Since Hostel has to give in to the obligatory context establishment of any normal story, it reserves its sadistic violence for closer to the halfway mark. Up until then, the mysteries of its setting are established. The story in Hostel preys on the fears and anxieties of careless tourists with particular emphasis on the egotism of young Americans. It is a thoroughly predictable one, but it doesn't even try to hide this. What's unpredictable is precisely when the horror of the film will strike, and Eli Roth manages to keep viewers on the edge of their seat in wonder about when it is finally going to happen. The aforementioned scenery helps this, but the musical score is also a key factor. The majority of the music uses a subtle-building score to provide the intense backdrop of mystery to the story, getting more climactic during the climactic scenes of the story. It never hits audiences too heavily, but it never gets too quiet which certifies a strong level of restraint in the score to grasp the atmosphere
When the true nature of the violence in Hostel finally reared its ugly head, I found that it was actually less explicit than I was expecting. Though it is indebted to its sadistic depiction of blood and gore, Hostel doesn't depend solely on it. Even though the story is very simplistic, it takes the time to build up its atmosphere before unleashing the gore. Much of the horror comes from the idea that such a place could actually exist in the world, and given the sadistic nature of real life crime rings such as the skin trade, for all we know the horrors depicted in Hostel could actually exist somewhere in the world. When it comes to actually depicting the torture, the detail in the blood and gore doesn't come up short since Eli Roth is favourable of exploiting it. The actors are responsible for supporting this with cries of pain to help to torture seem genuine, and they certainly work to capture that. Hostel effectively finds horror in the development of its atmosphere, the performances of its actors and the violence of its exploitation nature.

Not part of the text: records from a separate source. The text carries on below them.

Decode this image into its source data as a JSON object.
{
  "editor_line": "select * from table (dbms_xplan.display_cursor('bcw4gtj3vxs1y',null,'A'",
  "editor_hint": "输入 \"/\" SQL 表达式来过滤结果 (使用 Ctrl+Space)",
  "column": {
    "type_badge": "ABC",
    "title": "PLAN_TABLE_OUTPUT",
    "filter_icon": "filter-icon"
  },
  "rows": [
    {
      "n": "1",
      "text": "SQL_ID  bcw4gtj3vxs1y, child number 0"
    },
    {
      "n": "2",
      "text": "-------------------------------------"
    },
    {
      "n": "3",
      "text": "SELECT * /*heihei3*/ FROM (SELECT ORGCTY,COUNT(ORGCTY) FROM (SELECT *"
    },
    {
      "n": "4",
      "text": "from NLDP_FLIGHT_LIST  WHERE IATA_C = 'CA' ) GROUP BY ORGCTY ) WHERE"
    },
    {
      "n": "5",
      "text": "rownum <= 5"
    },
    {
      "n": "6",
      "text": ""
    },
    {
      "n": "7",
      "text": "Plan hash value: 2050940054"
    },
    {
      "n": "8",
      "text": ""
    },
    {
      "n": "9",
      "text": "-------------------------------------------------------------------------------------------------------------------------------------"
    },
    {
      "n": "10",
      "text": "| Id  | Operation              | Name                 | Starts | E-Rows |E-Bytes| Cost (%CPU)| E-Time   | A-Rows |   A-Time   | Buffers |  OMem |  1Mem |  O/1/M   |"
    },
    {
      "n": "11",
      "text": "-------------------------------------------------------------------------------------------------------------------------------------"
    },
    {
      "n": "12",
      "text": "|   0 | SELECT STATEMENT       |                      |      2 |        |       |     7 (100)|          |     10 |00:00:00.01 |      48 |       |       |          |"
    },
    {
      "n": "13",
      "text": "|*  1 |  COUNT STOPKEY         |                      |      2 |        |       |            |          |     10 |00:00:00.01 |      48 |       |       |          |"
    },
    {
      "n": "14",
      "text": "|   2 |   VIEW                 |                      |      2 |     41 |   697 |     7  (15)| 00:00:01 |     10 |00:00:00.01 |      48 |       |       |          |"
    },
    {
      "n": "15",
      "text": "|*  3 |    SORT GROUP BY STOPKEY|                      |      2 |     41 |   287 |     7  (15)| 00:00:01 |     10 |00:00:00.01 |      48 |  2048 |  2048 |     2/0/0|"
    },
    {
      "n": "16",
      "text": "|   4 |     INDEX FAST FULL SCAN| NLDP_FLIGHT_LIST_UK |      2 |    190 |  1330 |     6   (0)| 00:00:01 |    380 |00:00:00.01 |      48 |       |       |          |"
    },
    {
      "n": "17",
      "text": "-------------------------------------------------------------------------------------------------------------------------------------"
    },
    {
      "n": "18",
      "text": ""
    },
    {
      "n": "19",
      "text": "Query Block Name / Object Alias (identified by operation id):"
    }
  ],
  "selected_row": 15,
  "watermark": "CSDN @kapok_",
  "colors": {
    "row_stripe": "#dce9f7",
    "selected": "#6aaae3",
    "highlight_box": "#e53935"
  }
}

What must be considered is that being aimed at the exploitation market, the generic contract for Hostel is for it to offer blood, gore and nudity. Since Eli Roth has a deeply ingrained passion for blood and gore, it is definitely something viewers can expect. But he doesn't neglect the need for a high quantity of nudity. He never goes overboard with his depiction of sexuality, but either way Hostel carries enough topless women to entertain the teenage male audience most likely to be sitting in front of the screen.
And like I said, Hostel maintains a cast who know how to convey pain and suffering with raw energy. Derek Richardson is given only a single scene to face the horror of his torture, but he manages to do it with a genuine state of suffering. It is Jay Hernandez who has the responsibility of carrying the majority of the film. Blending in with his friends at the start of the film, Jay Hernandez starts out with an easygoing persona which gives him a naive edge. As things progress more, Jay Hernandez builds a greater sense of suspicion to the world around him which he conveys through a steady increase of swift head movements and an intense stare in his eyes. He is able to maintain this state of mind all the way until he reaches his turn to face the torture, and he exposes the most of his vulnerabilities and tension in these scenes. After all the screams and shouts of this, Jay Hernandez awakens the last edge of his character by bringing out a vengeful edge in the part. He lets his emotions completely take over in the final scenes of the film and slowly unleashes more and more of his angry instinct which adds a different spectacle of intensity to the feature. Jay Hernandez carries Hostel very well with his leading performance.
Hostel doesn't even pretend to have a story with depth because it is aimed strictly at the exploitation market, but amid Eli Roth's keen eye for blood and gore is a steady build of genuine intensity stemming from the director's manipulation of music, scenery and cinematography.